Er rückte zur Seite, um Platz für sie zu schaffen, und im nächsten Moment bemerkte sie, wie sie halb auf ihm lag, den Rücken an seiner Brust, seinen Arm um sie gewickelt, der sie fest hielt und gegen sich drückte, während die Kutsche vorwärts ruckte. Ihre Müdigkeit und ihr schwindeliger Zustand schienen sie zu verraten, denn sie leistete kaum Widerstand gegen sein unwiderstehliches Angebot, Trost zu spenden. Ihr Hinterkopf ruhte auf seiner festen, harten Brust, die sich unvermittelt wie ein Kissen anfühlte, und sie entspannte sich genussvoll.

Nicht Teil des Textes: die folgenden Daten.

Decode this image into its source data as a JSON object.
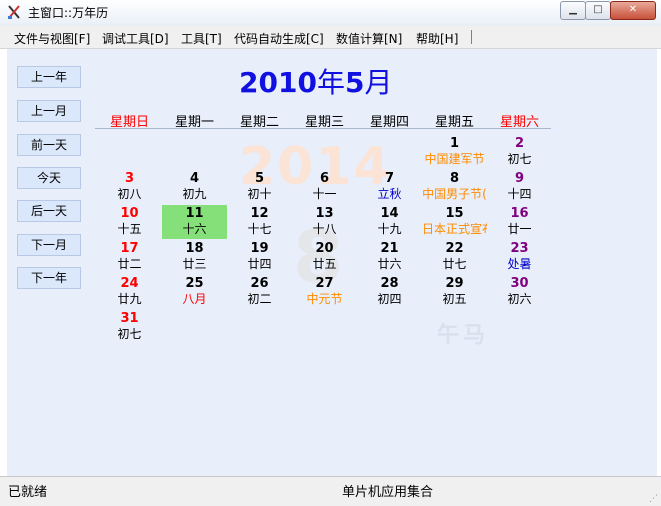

Es war das erste Mal in ihrem Leben, dass sie so etwas erlebte. Noch nie zuvor hatte sie zugelassen, dass ein Mann sie auf diese Weise hielt. Es war überwältigend, denn selbst in ihrem benommenen Zustand reagierte ihr Körper auf merkwürdige Weise auf seine Nähe. Und am überraschendsten war, dass sie es nicht verabscheute. Sie hatte geglaubt, jede körperliche Nähe zu einem Vampir zu hassen, also war dies eine überraschende Wendung.

Doch sie schob den Gedanken beiseite. Sie nahm an, sie würde sich so fühlen aufgrund der seltsamen Lage, in der sie sich befand. Vielleicht war sie auch einfach nur zutiefst erschöpft.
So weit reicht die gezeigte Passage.